Tuesday, November 8, 2005
I had a release day last month to work on SE PRo and IEPs for a half day. A supply teacher was hired, while I tried to get the IEPs completed.
We had a power outage that day for a couple of hours. When power was restored I could not open the files. It took me an hour to figure out that I had to use a "recovery" button to recover what was lost.
OK, so maybe that ISN'T comforting, but many of us are in the same boat; paddling with our hands like stink, paddles are overboard, sailing into the sunset, Water is being rationed, food is dwindling,. Our GPS is wonky, dunno the direction of the shore. The ITs are all in the rear of the boat examining it, God bless 'em! It needs an upgrade, a patch or... They will figure it out!
There is a hole in the bottom of the boat, water is leaking in, can't see the hole for the paperwork that is similarly swamping us.
Can't hear myself for the kids asking questions, -parents are demanding to know what in-the-heck we are doing, I know what I'm doing, I have been doing it well for more years than they have been alive, but I can't speak clearly becuase there are so many acronyms floating around obstructing my view and my mind's eye (SELC, LST, IPRC, IEP, TWEA, L.D., ADD, ADHD, ASD, ESL, ELD, OCETF, OTF, CTF, ODD, CCAT, GCEC, DD, TAG, TIPS, CCEE- can you see them up there?) and all these letters are emblazoned on Four Blocks..... weighing the boat down -ballast we do not need and....

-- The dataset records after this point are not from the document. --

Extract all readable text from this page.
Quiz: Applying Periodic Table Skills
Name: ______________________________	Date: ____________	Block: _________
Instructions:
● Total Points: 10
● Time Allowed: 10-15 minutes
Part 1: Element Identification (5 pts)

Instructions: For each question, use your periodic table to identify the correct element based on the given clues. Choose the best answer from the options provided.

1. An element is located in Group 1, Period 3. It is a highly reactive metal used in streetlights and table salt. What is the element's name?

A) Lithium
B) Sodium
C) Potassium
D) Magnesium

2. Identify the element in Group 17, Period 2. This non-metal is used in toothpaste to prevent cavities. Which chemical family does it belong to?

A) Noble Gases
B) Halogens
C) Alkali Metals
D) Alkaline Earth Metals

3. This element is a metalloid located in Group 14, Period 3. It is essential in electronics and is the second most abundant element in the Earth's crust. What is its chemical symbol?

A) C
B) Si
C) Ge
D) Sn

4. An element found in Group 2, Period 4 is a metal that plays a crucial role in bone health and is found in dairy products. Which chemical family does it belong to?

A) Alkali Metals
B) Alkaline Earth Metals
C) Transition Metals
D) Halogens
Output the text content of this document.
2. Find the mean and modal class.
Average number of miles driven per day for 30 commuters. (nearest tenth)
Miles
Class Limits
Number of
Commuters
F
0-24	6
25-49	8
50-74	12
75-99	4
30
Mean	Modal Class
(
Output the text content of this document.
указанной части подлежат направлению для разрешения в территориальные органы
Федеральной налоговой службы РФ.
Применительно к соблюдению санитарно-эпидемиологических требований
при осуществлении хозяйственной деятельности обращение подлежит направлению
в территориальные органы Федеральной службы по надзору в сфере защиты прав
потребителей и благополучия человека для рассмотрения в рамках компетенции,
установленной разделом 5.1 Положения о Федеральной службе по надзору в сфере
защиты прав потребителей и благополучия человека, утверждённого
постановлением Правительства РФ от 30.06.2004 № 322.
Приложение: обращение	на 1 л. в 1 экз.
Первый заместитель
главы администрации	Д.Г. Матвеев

- all of us are just hoping to make it to shore (or to December!)!
The captain, bless him, is cheerily encouraging us forward. We have chocolates in each of our mailboxes -he smiled as he passed by this morning. I feel fine!
We have a marvellous Remembrance Day ceremony planned.
A colleague gave me a compliment yesterday.
A student smiled when I gave her a reward for staying on task for the first day this semester. really...
Another student said, "AHA!" after I clarified something for him.
It was a good day, yesterday -mostly. What report cards??!!
Tuesday, November 1, 2005
This is a new venture for me in the world of cyberspace. Although, my class has its own web page at: www1.ocdsb.edu.on.ca/jilks we are going to jump into the world of blogging with this initiative.
This blog site only contains monitored postings, parents can feel safe that the intent and the purpose of the site: to post information on assignments and some of the more important events in the class room. I wish to reflect upon my teaching practice to further improve it.
We have been having fun reading, writing, taking photos and creating authentic learning experiences through the world of cyberspace. Students are keen to record what is going on in their world. I am pelased to be able to create this interactive experience.
We have had a smashing first term what with visits from all sorts of guests and presentations.
I plan to have a topic page for ongoing projects and ensuing questions. Keep posted for more details!